First Owners and Builders
The McNear Family
1886 – 1976
The McNear Building, home of McNear’s Saloon & Dining House and McNear’s Mystic Theatre is the legacy of the McNear family—a father and son team that towered over Petaluma for almost a century.
The McNears were as close as Petaluma would come to a dynasty. Businessmen, entrepreneurs, civic leaders and shrewd Yankee traders, John A. McNear and his son George P. are, by themselves, a history of Petaluma.
In 1856, just four years after a surveying team sketched out the Petaluma street pattern that exists to this day, John A. McNear came to Petaluma to seek his fortune. In ensuing years, it may have been said that instead, fortune sought him.
He started modestly, with a livery stable and a hay yard, but soon parlayed that into a shipping business. Petaluma, because of the river, was settled soon after the gold rush began.
Shipping begat more business ventures, such as shipbuilding, warehousing, banking and milling. And, for John A. McNear, the success of his enterprises led to civic involvement: bringing a railroad and electric lights to Petaluma, for example. He donated the land for Cypress Hill cemetery, and made numerous other contributions to the community.
John A. McNear, in 1876, needs a partner to operate his flour mill. He turned to George P., just two months shy of graduating from Petaluma High, who left school and joined his father.
Flourishing as they did, the McNears soon found they had embarked upon a major chapter of Petaluma history. A Canadian inventor, Lyman Byce, had perfected an incubator in a blacksmith shop across the street from the McNear mill. The McNears established him next door to McNear’s Feed & Seed, and the family financed other local families to go into the chicken business.

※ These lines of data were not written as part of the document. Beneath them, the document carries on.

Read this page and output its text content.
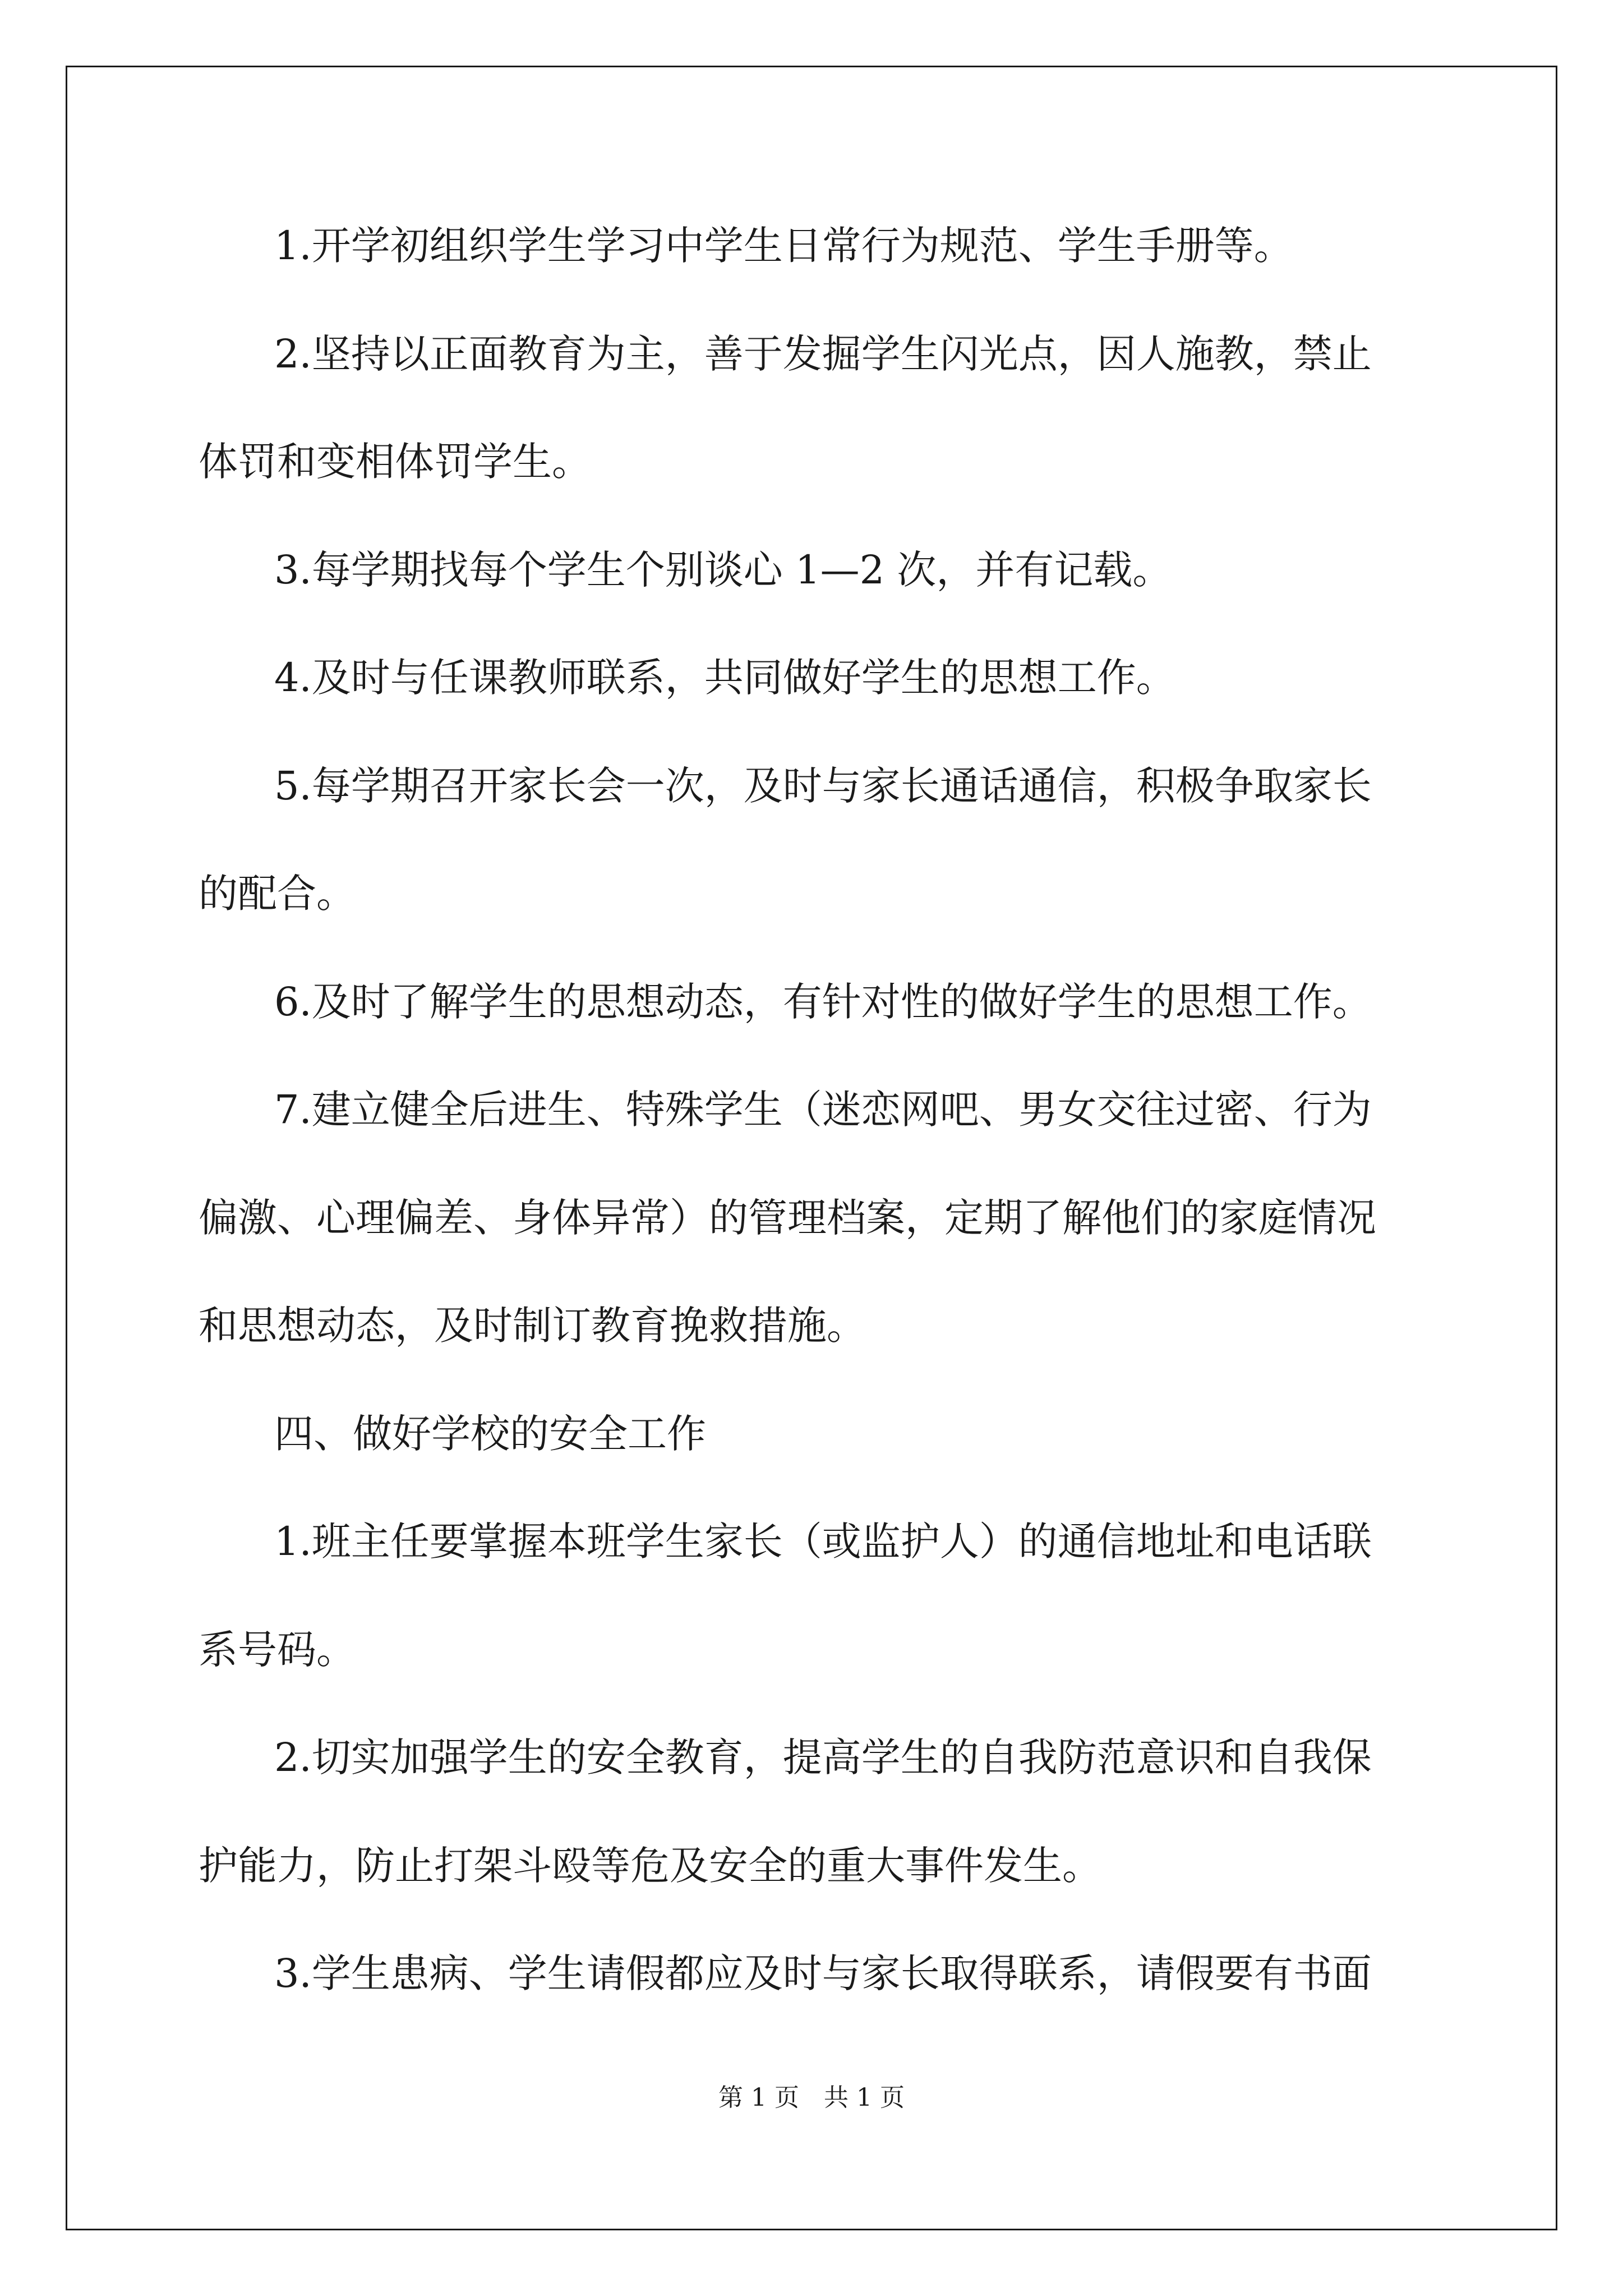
1.开学初组织学生学习中学生日常行为规范、学生手册等。
2.坚持以正面教育为主，善于发掘学生闪光点，因人施教，禁止
体罚和变相体罚学生。
3.每学期找每个学生个别谈心 1—2 次，并有记载。
4.及时与任课教师联系，共同做好学生的思想工作。
5.每学期召开家长会一次，及时与家长通话通信，积极争取家长
的配合。
6.及时了解学生的思想动态，有针对性的做好学生的思想工作。
7.建立健全后进生、特殊学生（迷恋网吧、男女交往过密、行为
偏激、心理偏差、身体异常）的管理档案，定期了解他们的家庭情况
和思想动态，及时制订教育挽救措施。
四、做好学校的安全工作
1.班主任要掌握本班学生家长（或监护人）的通信地址和电话联
系号码。
2.切实加强学生的安全教育，提高学生的自我防范意识和自我保
护能力，防止打架斗殴等危及安全的重大事件发生。
3.学生患病、学生请假都应及时与家长取得联系，请假要有书面
第 1 页　共 1 页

As Petaluma became the Egg Basket of the world, the McNear business empire continued to expand. The George P. McNear feed mill (today’s Great Petaluma Mill) succeeded the original mill.
In 1886, John McNear built the building that today houses McNear’s Saloon & Dining House. In 1911, the building next door was completed. Today the two buildings are known collectively as the McNear Building.
George made additional contributions to the community, donating land for McNear Park, McNear School, the Petaluma Golf & Country Club, the fire station at 2nd and D, and more. Murals displaying the family’s history are located on the wall as you enter the restaurant.
Second Owners and Renovators
The Historical Restoration & Development Company
1976 – to date
The buildings were purchased from Mrs. Pope, the daughter of John A. McNear, Jr. (George’s son), who opened and operated the original Mystic Theatre in 1911 and maintained an office in the McNear building.
At the time of purchase, a motorcycle shop occupied the space which McNear’s Saloon & Dining House now inhabits, and the theater, called the “State” and now renamed the “Mystic Theatre & Dance Hall,” was a pornographic theater. Two other businesses occupied the first floor of the McNear building and one office tenant, a lawyer, Emmitt Dado, had an office on the second floor. The rest of the building was empty and boarded up at the time of purchase. Today, the building provides shelter for fifty-five thriving small businesses.
The two McNear businesses (McNear’s Saloon & Dining House and McNear’s Mystic Theatre) are a collaboration of the building restorers and owners, Jeff and Nancy Harriman, the McNear building manager, Bente Niles, and a local, homegrown entrepreneur of Irish decent, Kenneth O’Donnell.
Their goal is to provide a community meeting , eating and entertaining spot for locals and fun-loving visitors to enjoy for years to come. And… in the McNear family tradition, put a little spare change in their pockets in the process. Thanks for your support!
Try the BBQ, obey the bartender, smile at your neighbor, and do not miss St. Patrick’s Day!
Remember, it’s a good life if you know when to weaken. Ireland forever!